Paul Kagame, the Rwandan president, has criticised world powers for "abandoning" the country to genocide in 1994, in which more than one million people were slaughtered.
The president made his comments to nearly 20,000 people on Tuesday at a ceremony marking the the 15th anniversary of the mass killings.
Kagame said of those who commanded the UN forces at the time: "They left them to be murdered. Aren't they guilty?
"We are not like those who abandoned people they had come to protect."
The ceremony was held in Nyanza, a site where thousands of people were killed four days after an attack on UN Belgian forces in the town led those troops to withdraw.
"They left even before any shot was fired. We are not cowards. They [world powers] are part of that history and the root causes of the genocide," he said.
Kagame laid a wreath as part of the ceremony and lit a torch in memory of the genocide's victims, mainly minority Tutsis and moderate Hutus killed by Hutu fighters known as the Interahamwe.
The ceremony also involved the reburial of some of the remains of those massacred in Nyanza.
Al Jazeera's Yvonne Ndege, reporting from Nyanza, said: "Many of them [those who fled to Nyanza] had come here to seek refuge and protection from a small UN mission that was based here.
"Of course, the UN eventually pulled out and at least 5,000 people met their deaths in a very brutal manner."
Benoit Kaboyi, the executive secretary of Ibuka, a genocide survivors' organisation, said: "Nyanza marks the failure of the international community. It is the failure of humanity as a whole."
Kigali has repeatedly accused world powers of not doing enough to hunt down the perpetrators of the genocide, many of whom remain at large in countries such as France, Belgium, Canada, Kenya and the Democratic Republic of Congo.
Rwanda has also criticised nations, particularly France, of failing to acknowledge their role in allowing the killings.
Latest figures released by the UN and Rwanda's government say that at least 1.2 million people were killed in the genocide.

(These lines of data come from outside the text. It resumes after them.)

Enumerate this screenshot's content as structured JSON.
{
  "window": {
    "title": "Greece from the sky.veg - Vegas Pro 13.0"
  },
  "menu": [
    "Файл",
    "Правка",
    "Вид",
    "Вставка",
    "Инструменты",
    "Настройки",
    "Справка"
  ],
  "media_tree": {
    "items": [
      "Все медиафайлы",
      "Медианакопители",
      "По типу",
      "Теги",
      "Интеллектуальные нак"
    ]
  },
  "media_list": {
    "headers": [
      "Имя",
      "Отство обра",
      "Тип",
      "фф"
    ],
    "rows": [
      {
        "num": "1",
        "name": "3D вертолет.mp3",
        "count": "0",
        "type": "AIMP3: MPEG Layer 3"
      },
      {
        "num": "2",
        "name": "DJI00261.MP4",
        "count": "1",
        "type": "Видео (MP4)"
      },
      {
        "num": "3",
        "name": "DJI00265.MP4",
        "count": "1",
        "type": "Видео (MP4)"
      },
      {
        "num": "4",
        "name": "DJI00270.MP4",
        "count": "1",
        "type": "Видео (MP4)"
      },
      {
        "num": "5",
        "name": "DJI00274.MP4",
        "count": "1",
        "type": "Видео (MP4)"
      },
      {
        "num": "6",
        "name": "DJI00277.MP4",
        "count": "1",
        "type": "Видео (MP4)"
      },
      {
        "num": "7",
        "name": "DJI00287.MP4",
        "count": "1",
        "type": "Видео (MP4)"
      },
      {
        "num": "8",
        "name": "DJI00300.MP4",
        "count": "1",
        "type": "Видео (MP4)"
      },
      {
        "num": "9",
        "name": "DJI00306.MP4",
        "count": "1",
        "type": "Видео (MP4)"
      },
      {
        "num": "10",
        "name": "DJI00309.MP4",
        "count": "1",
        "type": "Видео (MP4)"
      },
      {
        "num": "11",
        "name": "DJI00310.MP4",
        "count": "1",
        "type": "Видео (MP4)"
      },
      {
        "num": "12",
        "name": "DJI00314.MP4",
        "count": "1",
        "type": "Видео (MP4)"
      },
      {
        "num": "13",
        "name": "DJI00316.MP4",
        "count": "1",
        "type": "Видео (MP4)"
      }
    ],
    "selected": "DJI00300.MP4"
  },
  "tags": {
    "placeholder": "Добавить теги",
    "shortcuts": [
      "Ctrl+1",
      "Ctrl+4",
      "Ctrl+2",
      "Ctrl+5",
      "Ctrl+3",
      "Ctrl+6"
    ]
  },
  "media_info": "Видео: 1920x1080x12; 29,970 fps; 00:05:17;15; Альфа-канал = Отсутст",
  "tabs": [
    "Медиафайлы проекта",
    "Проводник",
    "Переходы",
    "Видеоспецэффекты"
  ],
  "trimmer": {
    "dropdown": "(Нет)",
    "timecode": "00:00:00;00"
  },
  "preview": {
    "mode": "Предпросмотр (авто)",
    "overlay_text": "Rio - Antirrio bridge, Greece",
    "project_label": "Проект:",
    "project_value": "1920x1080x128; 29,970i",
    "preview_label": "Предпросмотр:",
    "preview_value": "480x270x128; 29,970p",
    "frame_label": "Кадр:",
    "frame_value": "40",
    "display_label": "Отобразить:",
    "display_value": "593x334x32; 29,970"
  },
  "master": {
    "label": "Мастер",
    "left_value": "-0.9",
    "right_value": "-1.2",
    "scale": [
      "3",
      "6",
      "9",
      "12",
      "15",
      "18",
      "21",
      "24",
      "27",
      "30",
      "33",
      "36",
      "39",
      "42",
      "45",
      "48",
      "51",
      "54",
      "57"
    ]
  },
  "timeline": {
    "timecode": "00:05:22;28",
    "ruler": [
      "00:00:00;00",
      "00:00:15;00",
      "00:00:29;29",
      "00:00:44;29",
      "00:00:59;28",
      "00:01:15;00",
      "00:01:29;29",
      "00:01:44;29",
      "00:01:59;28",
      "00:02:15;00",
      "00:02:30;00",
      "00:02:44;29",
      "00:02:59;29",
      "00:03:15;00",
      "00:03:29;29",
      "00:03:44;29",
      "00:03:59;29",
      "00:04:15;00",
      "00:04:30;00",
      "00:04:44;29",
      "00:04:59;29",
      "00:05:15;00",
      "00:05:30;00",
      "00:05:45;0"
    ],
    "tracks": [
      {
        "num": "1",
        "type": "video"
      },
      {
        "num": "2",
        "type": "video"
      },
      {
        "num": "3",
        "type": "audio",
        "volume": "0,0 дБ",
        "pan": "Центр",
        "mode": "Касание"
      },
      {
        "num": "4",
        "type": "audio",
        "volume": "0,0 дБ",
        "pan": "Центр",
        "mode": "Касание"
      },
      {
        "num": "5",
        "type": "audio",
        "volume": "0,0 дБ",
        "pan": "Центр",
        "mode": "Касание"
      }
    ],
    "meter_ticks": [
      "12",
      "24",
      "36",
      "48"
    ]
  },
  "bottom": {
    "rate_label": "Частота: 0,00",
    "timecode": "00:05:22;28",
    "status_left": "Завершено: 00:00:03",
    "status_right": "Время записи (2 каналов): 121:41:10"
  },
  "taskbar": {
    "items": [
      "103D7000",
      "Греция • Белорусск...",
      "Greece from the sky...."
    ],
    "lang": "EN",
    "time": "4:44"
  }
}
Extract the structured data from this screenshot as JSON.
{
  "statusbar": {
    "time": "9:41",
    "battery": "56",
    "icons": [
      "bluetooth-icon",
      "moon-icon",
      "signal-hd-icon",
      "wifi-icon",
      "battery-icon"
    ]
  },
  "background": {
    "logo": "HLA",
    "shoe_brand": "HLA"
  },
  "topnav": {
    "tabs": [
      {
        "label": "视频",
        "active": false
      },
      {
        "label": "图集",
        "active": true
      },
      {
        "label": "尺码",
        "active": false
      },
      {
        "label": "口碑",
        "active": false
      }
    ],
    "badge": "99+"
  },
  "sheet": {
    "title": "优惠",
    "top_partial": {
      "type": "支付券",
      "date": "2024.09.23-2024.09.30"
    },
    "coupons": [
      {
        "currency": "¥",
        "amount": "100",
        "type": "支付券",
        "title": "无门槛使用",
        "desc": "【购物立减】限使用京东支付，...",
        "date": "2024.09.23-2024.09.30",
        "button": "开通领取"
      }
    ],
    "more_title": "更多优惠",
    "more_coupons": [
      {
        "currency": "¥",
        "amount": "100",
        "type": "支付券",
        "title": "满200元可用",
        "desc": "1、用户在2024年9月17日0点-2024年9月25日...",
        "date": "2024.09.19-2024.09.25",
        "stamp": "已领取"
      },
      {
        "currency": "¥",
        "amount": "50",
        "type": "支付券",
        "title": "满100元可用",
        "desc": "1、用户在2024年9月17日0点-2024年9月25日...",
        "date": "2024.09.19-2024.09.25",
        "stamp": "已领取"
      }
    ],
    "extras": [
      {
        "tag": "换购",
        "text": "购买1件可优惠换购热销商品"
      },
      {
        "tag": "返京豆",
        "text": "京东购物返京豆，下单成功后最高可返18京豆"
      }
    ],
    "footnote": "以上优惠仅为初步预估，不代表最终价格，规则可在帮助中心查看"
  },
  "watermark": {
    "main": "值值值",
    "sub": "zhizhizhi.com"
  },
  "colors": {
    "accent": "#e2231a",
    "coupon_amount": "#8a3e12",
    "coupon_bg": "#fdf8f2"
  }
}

The beginning of the genocide was signalled in April 1994, when a plane carrying Juvenal Habyarimana, the former Rwandan president, and Cyprien Ntaryamira, his Burundian counterpart, was shot down.
The killings of minority Tutsis and moderate Hutus by Interahamwe fighters continued over the next 100 days.
The genocide remains a source of tension, with some survivors saying they are targets for intimidation by their former foes and Hutus complaining of marginalisation by Kagame's government.
Rwanda's criminal investigations department has said that 2,178 cases of murder, torture and intimidation of genocide survivors had been recorded since 2007.
|The genocide has consequences that are
still being felt today [AP]
Following the genocide, the UN established an International Criminal Tribunal, based in Tanzania, to try those charged with responsibility for the killings.
But many feel the court, which has tried only 44 people at a cost of more than $1bn, has made little progress.
Many people in Rwanda have instead put their faith in traditional courts.
"In many ways, the tribunal is about trying to get the international community to take responsibility for what happened in the genocide and for the fact that they had previous information that a genocide was being planned," Ndege said.
"Rwanda is definitely on the road to healing, and traditional courts have brought along tremendous reconciliation among the Rwandan people but there is still a lot of public anger about the inaction of the international community and the UN who ignored what was happening."
Rwanda launched the "one dollar campaign" on Saturday, which aims to raise funds to provide housing for children who were orphaned by the genocide.